EMI Music has acquired the rights in confirmation with Los Angeles court that from now BlueBeat, an American internet site neither can sell nor play out The Beatles tunes on its site. The site can no longer sell any music by The Beatles.

Representatives of BlueBeat acknowledged the fact that they were selling copied tunes of The Beatles (or in other words – they were selling self-made copies of The Beatles albums).

The Beatles are one out of just a few bands whose records are not sold on Internet. EMI filed a lawsuit against BlueBeat when it found out that the site was selling The Beatles for 25 cents a track. The lawsuit also states that the site had no license to sell The Beatles’ tunes.

However, Hank Risan, the brazen owner of online retailer BlueBeat, contended that he authored the songs using "psycho-acoustic simulations." These simulations "are my synthetic creation of that series of sounds which best expresses the way I believe a particular melody should be heard as a live performance," Risan said.

According to Risan, this technology allows him to sell music, which almost no different from an original and, at the same time, falls within the Copyright Act rights for the compositions that “simulate and/or imitate the music that is protected by copyright.”

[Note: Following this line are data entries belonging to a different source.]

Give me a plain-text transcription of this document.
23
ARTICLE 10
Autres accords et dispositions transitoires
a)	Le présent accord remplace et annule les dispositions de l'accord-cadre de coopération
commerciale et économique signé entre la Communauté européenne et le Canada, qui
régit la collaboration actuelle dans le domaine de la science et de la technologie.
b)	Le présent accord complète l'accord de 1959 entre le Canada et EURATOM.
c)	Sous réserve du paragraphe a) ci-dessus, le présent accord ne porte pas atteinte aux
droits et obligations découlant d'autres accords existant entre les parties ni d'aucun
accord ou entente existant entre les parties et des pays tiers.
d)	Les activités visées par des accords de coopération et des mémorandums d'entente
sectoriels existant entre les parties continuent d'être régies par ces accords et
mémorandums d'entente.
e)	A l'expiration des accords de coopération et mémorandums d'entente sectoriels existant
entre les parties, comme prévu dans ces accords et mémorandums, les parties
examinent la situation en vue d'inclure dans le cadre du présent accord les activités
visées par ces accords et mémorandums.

This applies to tribute-brands – to the bands, which perform, for example, the songs of The Beatles. In this case – they do not break the copyright laws, but the artists and/or bands must pay for the author’s rights for performing these tracks.

The judge, however, found in favor of EMI and issued an injunction banning BlueBeat the company from streaming or selling tracks from the Beatles and other EMI music artists. The tunes are still visible on the site, though, but once you click on “Buy”, it prompts a message that the tracks aren't available for purchase.

The hearings are scheduled on November 20, 2009.

Meanwhile, EMI, the owner of the original Beatles recordings, has been in longtime talks with Apple Corps. - the company set up by the Beatles to look after their catalog - about arranging some kind of legitimate deal for selling the tunes online.

Still, you can buy The Beatles on Amazon, Barnes & Noble and Borders websites.